Hi all-
I get a lot of PDFs from online databases: JSTOR, SAGE, EBSCO, that in theory are OCR’ed scans of the original print journals. I’ve found that this is not always the case, and that fact is disguised on import to DTPO because the PDF’s citation page is text. So these are rightfully typed as “PDF+Text.”
I wrote a small script that goes through the current database looking for content of type “PDF+Text,” and based on a number you input, will create a numerically sorted list in the Inbox of files LESS THAN that number of words. A sort of roadmap for where to start looking for PDFs that need to be OCR’ed.
The script might not be perfectly suitable for anyone else’s needs, but it does have some examples of shelling out to make a temp file, and using UNIX sort within an Applescript.
Enjoy!
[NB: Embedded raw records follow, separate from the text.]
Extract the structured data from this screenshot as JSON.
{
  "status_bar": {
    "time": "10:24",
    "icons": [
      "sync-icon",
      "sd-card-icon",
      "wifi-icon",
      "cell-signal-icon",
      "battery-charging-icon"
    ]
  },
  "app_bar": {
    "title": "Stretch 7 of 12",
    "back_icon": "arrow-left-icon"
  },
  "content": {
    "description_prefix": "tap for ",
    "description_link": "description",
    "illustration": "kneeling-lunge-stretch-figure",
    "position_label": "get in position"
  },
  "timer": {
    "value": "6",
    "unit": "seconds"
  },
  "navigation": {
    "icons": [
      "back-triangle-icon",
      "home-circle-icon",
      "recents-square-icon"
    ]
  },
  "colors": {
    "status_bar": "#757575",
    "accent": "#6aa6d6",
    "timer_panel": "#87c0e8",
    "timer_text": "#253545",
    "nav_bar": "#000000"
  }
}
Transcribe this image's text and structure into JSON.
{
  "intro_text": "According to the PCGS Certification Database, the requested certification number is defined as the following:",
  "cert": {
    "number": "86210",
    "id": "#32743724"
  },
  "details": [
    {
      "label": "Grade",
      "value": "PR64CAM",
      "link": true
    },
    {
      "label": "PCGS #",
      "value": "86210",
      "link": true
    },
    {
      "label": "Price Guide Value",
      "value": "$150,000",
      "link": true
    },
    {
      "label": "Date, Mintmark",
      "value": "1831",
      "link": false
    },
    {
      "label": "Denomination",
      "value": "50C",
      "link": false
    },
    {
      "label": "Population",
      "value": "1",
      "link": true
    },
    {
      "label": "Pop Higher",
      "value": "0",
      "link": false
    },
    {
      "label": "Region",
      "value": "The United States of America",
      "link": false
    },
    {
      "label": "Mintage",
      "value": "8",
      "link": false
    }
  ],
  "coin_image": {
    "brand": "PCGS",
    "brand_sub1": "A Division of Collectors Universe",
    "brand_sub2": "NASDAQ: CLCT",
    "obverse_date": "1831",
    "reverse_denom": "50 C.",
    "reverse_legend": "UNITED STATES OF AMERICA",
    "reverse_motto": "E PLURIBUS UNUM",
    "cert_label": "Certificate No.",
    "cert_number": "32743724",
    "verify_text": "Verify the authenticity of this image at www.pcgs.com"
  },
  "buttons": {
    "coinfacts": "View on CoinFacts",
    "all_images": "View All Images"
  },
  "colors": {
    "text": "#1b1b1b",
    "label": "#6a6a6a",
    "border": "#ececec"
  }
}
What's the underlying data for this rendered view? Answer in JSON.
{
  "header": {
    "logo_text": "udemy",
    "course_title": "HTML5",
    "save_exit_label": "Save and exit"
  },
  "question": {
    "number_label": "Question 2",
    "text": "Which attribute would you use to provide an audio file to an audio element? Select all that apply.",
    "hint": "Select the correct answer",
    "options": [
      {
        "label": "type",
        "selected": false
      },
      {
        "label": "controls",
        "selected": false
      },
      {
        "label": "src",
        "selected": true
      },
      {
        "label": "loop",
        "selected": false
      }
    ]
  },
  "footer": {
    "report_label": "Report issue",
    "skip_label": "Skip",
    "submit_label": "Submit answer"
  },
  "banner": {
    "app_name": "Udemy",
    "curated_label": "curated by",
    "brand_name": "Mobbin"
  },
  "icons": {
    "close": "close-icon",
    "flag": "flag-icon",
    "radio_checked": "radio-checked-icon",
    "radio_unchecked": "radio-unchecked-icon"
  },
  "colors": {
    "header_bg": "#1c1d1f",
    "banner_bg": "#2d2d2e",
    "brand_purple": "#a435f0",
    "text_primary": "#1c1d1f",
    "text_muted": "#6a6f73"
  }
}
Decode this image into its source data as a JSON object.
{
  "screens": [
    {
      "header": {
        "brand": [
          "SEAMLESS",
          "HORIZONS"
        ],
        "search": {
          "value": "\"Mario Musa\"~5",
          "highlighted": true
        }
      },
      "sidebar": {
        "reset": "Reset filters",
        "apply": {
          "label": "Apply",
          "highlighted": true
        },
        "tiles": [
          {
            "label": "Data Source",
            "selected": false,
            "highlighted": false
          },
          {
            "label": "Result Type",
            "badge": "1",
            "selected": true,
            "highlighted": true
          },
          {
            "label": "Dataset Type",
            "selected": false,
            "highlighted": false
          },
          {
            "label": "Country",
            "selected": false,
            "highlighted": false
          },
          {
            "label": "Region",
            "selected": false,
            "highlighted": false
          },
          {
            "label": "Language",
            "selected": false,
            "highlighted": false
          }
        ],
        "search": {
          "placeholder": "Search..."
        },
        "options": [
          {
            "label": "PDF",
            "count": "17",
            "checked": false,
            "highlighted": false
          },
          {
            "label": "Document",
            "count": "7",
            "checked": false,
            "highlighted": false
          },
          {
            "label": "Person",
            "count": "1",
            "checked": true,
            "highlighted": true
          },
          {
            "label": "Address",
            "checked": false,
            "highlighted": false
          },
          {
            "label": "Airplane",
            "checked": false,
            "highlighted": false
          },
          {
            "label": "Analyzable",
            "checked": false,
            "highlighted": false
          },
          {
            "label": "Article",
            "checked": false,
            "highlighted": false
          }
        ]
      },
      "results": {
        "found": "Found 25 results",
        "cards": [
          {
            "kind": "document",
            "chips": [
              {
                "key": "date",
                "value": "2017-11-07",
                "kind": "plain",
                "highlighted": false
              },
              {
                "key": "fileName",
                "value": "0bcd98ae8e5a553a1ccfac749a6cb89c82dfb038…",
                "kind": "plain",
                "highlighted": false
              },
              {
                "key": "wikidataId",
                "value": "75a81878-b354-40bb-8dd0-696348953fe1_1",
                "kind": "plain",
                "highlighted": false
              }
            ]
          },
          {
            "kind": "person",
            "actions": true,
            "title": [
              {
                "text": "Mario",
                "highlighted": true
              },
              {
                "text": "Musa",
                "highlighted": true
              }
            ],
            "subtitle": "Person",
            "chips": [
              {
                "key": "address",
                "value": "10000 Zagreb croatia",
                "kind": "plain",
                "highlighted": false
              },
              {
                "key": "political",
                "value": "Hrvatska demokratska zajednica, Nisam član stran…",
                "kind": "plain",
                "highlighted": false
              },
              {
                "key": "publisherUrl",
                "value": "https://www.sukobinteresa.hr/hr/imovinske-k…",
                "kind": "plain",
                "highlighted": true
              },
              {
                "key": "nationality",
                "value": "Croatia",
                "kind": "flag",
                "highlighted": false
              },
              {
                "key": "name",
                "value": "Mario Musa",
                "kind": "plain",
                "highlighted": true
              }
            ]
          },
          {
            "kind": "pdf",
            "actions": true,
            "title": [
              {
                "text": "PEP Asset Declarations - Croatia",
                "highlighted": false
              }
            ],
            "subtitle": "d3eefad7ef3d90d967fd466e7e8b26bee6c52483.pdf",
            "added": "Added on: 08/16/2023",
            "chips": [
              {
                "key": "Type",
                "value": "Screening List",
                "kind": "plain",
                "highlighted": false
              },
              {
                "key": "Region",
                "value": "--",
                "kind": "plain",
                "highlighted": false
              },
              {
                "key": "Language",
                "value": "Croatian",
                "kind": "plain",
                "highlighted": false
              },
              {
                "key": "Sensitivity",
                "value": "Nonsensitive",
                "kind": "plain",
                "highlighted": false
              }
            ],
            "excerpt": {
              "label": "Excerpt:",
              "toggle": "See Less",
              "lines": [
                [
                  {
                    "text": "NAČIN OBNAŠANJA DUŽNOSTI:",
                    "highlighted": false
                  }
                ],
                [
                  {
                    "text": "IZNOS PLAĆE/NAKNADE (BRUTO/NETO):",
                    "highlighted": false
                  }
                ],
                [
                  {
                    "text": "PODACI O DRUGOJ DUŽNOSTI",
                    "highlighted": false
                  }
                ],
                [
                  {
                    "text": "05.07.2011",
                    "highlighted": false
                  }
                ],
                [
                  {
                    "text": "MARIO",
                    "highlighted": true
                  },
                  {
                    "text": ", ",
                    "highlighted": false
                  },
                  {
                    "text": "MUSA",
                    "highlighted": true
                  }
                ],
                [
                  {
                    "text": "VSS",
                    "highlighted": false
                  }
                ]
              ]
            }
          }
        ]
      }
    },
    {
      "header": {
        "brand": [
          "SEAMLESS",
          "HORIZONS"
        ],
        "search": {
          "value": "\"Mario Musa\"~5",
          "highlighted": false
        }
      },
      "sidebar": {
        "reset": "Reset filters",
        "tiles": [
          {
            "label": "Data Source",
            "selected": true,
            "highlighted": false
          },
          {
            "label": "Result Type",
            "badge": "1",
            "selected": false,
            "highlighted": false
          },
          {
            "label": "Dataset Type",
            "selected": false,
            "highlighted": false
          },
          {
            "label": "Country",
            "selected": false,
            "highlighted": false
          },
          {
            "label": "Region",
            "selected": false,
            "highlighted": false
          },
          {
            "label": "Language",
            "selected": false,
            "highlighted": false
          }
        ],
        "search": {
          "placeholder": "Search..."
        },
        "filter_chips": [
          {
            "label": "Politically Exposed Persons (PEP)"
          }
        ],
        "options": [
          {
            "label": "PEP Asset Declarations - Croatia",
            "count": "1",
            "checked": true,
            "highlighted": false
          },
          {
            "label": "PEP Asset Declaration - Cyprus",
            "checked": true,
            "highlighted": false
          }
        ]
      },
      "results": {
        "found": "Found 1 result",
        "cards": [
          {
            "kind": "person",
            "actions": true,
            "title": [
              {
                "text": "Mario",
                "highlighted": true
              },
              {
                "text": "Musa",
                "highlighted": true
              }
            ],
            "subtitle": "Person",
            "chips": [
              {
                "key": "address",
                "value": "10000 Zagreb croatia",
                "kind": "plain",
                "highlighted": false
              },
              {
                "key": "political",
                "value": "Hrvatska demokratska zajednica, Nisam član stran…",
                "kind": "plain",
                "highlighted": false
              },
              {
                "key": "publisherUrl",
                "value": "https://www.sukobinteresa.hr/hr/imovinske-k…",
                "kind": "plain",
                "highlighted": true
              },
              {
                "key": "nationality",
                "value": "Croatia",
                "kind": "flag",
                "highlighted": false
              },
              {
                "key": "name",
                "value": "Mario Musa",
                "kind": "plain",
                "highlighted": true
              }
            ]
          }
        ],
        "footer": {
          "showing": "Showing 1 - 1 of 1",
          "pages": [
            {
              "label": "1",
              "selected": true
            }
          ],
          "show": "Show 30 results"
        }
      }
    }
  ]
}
Charles
set the result to display dialog "How Many Words Less Than?" default answer "1000"
set wordCount to text returned of result as integer
set theFilename to do shell script "mktemp"
set fileRef to open for access POSIX file theFilename with write permission
set theLog to ""
tell application "DEVONthink Pro"
set contentList to every content of current database
repeat with i in contentList
if (word count of i is less than wordCount) and (kind of i is equal to "PDF+Text") then
set theLog to theLog & word count of i & " words: " & name of i & linefeed
end if
end repeat
end tell
write theLog to fileRef
set theLog to do shell script "sort -n " & theFilename
close access fileRef
tell application "DEVONthink Pro"
create record with {name:"Low Word Count.log", type:txt, plain text:theLog}
end tell